Mi sono risposata lo scorso anno con un uomo con due figlie maggiorenni. La prima è autonoma economicamente. La seconda vive con la madre e lavora saltuariamente. La sua ex moglie ha da poco perso il lavoro. Mio marito oltre a pagare il mantenimento della ragazza sta pagando anche il mutuo della casa di sua proprietà dove vive la sua ex consorte con la figlia. Recentemente, avendo contratto diversi debiti per un cambio lavorativo non determinato da sua volontà, ha chiesto alla ex moglie di ridurre l’assegno di mantenimento per la figlia SOLO nei mesi in cui percepisce uno stipendio superiore alle 800.00 €). La figlia è consenziente. L’ex moglie ha risposto minacciandolo di chiedere gli alimenti anche per lei.
Chiedo: 1- Può l’ex moglie chiedere gli alimenti dopo 10 anni dal divorzio e dopo che si è creato nuova famiglia. (Io ho due figlie maggiorenni non atutosufficienti interamente a carico mio ). 2- Può chiedere di ridurre il mantenimento della figlia quando lavora?

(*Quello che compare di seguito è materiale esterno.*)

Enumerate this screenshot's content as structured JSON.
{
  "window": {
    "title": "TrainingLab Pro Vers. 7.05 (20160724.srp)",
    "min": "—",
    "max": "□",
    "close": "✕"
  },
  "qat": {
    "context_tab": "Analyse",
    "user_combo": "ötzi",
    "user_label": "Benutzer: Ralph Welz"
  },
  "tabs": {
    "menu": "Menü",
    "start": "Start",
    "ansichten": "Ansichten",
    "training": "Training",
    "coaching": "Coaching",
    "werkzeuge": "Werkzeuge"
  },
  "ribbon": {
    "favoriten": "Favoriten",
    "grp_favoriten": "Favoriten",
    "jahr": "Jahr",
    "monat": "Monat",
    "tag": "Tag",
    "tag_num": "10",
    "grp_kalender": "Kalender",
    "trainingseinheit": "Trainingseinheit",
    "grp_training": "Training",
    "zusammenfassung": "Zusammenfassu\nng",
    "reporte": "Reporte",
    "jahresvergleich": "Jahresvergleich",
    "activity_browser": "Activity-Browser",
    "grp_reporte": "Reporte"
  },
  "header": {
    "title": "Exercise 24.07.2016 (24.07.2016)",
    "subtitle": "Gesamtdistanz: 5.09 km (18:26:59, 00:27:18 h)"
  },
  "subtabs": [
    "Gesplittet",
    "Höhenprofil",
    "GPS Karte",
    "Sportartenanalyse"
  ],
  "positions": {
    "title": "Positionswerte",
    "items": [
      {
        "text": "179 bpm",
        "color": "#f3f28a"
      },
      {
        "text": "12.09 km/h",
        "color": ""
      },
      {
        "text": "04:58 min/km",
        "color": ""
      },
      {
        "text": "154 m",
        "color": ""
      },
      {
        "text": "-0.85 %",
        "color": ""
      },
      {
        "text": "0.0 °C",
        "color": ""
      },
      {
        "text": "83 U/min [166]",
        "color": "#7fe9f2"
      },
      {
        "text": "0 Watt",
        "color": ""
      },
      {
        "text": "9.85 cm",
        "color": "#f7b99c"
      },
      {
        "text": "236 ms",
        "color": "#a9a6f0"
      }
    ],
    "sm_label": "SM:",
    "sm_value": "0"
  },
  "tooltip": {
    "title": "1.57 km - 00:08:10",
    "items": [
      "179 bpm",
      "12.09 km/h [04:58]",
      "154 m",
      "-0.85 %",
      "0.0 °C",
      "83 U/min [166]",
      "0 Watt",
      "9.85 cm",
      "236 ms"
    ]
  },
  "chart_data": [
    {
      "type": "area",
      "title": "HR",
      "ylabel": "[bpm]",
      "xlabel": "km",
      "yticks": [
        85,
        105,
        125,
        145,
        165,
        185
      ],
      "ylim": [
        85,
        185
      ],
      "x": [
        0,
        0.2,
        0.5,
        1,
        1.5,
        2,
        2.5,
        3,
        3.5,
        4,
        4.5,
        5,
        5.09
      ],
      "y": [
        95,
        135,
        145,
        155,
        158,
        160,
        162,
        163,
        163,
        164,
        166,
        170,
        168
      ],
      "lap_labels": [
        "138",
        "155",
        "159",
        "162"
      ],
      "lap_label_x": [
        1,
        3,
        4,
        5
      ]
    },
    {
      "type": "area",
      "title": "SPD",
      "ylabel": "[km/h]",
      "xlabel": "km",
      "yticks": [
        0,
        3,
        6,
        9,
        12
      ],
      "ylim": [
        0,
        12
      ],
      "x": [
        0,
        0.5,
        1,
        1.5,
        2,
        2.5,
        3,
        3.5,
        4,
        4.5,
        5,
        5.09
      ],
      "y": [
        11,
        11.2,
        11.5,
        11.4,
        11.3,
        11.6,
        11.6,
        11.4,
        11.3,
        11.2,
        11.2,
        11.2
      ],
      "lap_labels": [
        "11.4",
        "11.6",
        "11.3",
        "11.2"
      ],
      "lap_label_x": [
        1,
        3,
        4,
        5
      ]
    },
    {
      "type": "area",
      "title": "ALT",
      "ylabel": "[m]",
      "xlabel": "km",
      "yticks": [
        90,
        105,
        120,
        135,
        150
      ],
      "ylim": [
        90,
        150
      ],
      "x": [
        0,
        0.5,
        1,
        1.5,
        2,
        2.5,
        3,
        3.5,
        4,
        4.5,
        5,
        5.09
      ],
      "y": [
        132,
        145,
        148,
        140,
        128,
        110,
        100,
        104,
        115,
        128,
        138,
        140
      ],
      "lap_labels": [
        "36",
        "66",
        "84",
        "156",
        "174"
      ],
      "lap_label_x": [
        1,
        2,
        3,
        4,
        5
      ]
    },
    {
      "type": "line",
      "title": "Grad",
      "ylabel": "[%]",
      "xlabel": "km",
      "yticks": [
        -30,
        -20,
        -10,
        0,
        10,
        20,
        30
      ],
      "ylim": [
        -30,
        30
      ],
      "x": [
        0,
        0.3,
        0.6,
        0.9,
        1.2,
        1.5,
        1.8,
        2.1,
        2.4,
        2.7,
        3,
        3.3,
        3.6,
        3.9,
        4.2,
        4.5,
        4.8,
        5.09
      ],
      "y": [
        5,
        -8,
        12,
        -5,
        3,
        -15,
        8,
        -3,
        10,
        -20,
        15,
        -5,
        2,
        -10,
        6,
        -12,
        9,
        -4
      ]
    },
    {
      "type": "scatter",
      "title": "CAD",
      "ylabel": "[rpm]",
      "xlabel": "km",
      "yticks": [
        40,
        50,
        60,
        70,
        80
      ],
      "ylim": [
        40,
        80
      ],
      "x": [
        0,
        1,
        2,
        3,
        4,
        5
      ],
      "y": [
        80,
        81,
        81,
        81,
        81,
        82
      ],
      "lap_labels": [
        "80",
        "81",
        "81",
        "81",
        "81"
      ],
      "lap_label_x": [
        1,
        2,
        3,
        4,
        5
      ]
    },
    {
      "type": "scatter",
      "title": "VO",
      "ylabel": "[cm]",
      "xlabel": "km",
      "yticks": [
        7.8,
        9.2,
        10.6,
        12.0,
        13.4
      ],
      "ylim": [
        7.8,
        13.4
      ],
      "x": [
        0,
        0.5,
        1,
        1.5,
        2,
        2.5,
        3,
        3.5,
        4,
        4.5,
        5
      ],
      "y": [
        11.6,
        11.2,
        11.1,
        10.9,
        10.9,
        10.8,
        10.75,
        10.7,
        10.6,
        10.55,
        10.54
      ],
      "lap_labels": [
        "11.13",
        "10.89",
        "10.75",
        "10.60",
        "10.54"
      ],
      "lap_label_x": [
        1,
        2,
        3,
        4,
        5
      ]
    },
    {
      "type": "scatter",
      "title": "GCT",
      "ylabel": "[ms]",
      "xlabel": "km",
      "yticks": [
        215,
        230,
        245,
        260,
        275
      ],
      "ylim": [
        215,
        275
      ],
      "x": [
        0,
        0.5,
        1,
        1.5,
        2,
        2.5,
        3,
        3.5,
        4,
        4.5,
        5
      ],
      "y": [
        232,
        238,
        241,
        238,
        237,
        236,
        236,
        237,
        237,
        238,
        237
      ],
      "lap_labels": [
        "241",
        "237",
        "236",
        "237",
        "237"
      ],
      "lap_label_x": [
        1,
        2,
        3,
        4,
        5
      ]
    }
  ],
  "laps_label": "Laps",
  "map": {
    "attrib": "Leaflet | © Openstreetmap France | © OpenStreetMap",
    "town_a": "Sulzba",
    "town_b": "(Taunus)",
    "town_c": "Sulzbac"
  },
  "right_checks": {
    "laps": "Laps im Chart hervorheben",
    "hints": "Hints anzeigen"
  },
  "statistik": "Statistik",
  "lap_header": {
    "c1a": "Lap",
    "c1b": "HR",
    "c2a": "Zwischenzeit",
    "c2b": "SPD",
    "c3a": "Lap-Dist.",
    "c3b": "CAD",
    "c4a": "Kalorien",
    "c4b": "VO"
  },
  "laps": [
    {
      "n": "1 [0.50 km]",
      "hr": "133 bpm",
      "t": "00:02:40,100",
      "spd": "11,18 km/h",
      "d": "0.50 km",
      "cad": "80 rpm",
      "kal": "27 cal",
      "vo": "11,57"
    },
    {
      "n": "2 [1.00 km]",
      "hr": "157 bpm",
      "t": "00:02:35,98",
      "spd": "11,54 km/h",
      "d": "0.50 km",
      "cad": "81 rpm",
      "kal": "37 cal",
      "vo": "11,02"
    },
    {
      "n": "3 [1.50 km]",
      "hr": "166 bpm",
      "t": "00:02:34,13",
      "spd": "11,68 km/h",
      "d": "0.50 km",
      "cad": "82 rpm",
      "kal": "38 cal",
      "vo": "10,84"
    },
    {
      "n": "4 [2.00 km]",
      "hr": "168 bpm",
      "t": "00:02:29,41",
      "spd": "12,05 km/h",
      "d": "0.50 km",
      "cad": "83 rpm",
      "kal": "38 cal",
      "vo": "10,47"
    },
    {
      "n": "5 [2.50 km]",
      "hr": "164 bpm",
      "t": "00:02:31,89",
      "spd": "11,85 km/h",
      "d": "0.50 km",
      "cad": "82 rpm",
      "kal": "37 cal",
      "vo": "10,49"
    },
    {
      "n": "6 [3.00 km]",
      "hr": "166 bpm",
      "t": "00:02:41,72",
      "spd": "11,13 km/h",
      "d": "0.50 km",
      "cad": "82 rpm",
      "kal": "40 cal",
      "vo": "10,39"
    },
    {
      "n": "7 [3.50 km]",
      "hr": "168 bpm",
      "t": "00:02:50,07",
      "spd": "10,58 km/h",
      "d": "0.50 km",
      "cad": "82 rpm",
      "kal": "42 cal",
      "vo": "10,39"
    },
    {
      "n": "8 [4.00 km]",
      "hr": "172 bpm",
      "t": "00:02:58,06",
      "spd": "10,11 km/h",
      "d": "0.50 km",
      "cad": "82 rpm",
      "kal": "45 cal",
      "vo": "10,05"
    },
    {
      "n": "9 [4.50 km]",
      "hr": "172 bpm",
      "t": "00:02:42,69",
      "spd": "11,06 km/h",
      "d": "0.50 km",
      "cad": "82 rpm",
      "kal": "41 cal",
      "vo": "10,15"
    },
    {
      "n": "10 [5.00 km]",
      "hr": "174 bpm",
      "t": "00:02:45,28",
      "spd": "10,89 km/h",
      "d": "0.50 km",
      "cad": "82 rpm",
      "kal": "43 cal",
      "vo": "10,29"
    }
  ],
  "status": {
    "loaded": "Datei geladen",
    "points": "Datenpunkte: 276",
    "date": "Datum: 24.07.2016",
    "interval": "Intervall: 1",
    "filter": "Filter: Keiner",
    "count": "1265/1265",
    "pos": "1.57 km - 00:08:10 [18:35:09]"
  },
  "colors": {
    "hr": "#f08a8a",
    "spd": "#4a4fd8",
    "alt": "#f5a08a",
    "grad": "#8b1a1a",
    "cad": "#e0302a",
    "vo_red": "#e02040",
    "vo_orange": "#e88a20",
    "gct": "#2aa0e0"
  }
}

La risposta alla prima domanda è che bisogna vedere se ce ne sono i presupposti, che sono quelli previsti in via generale dalla legge. Su tale piano, e a livello approssimativo, di solito è necessario un peggioramento della situazione del coniuge che richiede l’assegno divorzile rispetto a quella che si aveva al momento del divorzio, per cui la prima cosa da valutare sarebbe questa. Ad ogni modo, se la figlia è maggiorenne, sia pur se ancora convivente con la madre, direi che si possa pensare a presentare un ricorso congiunto padre e figlia per la modifica delle condizioni previste in sede di divorzio, dal momento che, se è pur vero che la madre continua ad essere legittimata in modo concorrente, rimane il fatto che la posizione giuridica è, almeno a mio giudizio, ormai nella piena titolarità della figlia, in quanto maggiorenne. In questo ricorso, se a suo tempo non era stato previsto, si può anche chiedere che l’assegno per la figlia venga pagato direttamente in capo alla figlia stessa, senza passare più tramite la madre.